Gold Futures Settle Lower As Dollar Rises
Gold prices fell on Tuesday, hurt by a stronger dollar amid bets the Federal Reserve will raise interest rates, and on hopes the U.S. would avert a debt default.
The dollar gained and yields on one-month U.S. Treasury bills jumped to a record high after Federal Reserve Bank of St. Louis President James Bullard backed two more interest-rate increases in 2023 and his Minneapolis colleague Neel Kashkari cautioned against reading too much into a June pause.
The resumption of U.S. debt ceiling negotiations spurred some hopes that the U.S. may avoid a catastrophic debt default.
A statement from President Joe Biden described the meeting with House Speaker Kevin McCarthy, R-Calif., on Monday as “productive” and said he “reiterated once again that default is off the table.”
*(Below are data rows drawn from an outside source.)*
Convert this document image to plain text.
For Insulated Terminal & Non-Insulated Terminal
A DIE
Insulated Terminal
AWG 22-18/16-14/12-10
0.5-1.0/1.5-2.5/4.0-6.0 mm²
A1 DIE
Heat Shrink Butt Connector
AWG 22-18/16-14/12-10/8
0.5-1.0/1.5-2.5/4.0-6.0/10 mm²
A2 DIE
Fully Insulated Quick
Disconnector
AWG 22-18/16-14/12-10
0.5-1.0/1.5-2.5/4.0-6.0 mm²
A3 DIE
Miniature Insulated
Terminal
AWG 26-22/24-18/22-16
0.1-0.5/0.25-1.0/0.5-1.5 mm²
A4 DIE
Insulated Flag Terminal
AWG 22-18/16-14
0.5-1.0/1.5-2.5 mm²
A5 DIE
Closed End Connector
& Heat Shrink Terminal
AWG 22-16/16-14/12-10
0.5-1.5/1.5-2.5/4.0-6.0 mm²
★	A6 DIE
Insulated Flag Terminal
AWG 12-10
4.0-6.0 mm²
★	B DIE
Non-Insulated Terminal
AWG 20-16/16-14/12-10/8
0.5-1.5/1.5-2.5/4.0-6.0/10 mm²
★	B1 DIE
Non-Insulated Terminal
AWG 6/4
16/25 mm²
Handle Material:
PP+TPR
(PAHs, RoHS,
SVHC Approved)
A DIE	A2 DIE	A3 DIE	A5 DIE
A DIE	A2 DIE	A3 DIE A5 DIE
“While there are areas of disagreement, the Speaker and I, and his lead negotiators Chairman McHenry and Congressman Graves, and our staffs will continue to discuss the path forward,” Biden said.
The dollar index climbed to 103.65 and despite easing to 103.50, remains positive, gaining nearly 0.3% over the previous close.
Gold futures for June ended down $2.70 or about 0.1% at $1,974.50 an ounce.
Silver futures for July ended lower by $0.237 at $23.624 an ounce, while Copper futures for July settled at $3.6545 per pound, down $0.0305 from the previous close.
On the U.S. economic front, the Commerce Department released a report showing new home sales in the U.S. unexpectedly spiked to their highest level in a year in the month of April.
The report said new home sales jumped by 4.1% to an annual rate of 683,000 in April after surging by 4% to a revised rate of 656,000 in March.
Economists had expected new home sales to decrease to an annual rate of 670,000 from the 683,000 originally reported for the previous month.
With the unexpected increase, new home sales reached their highest level since hitting a rate of 707,000 in March of 2022.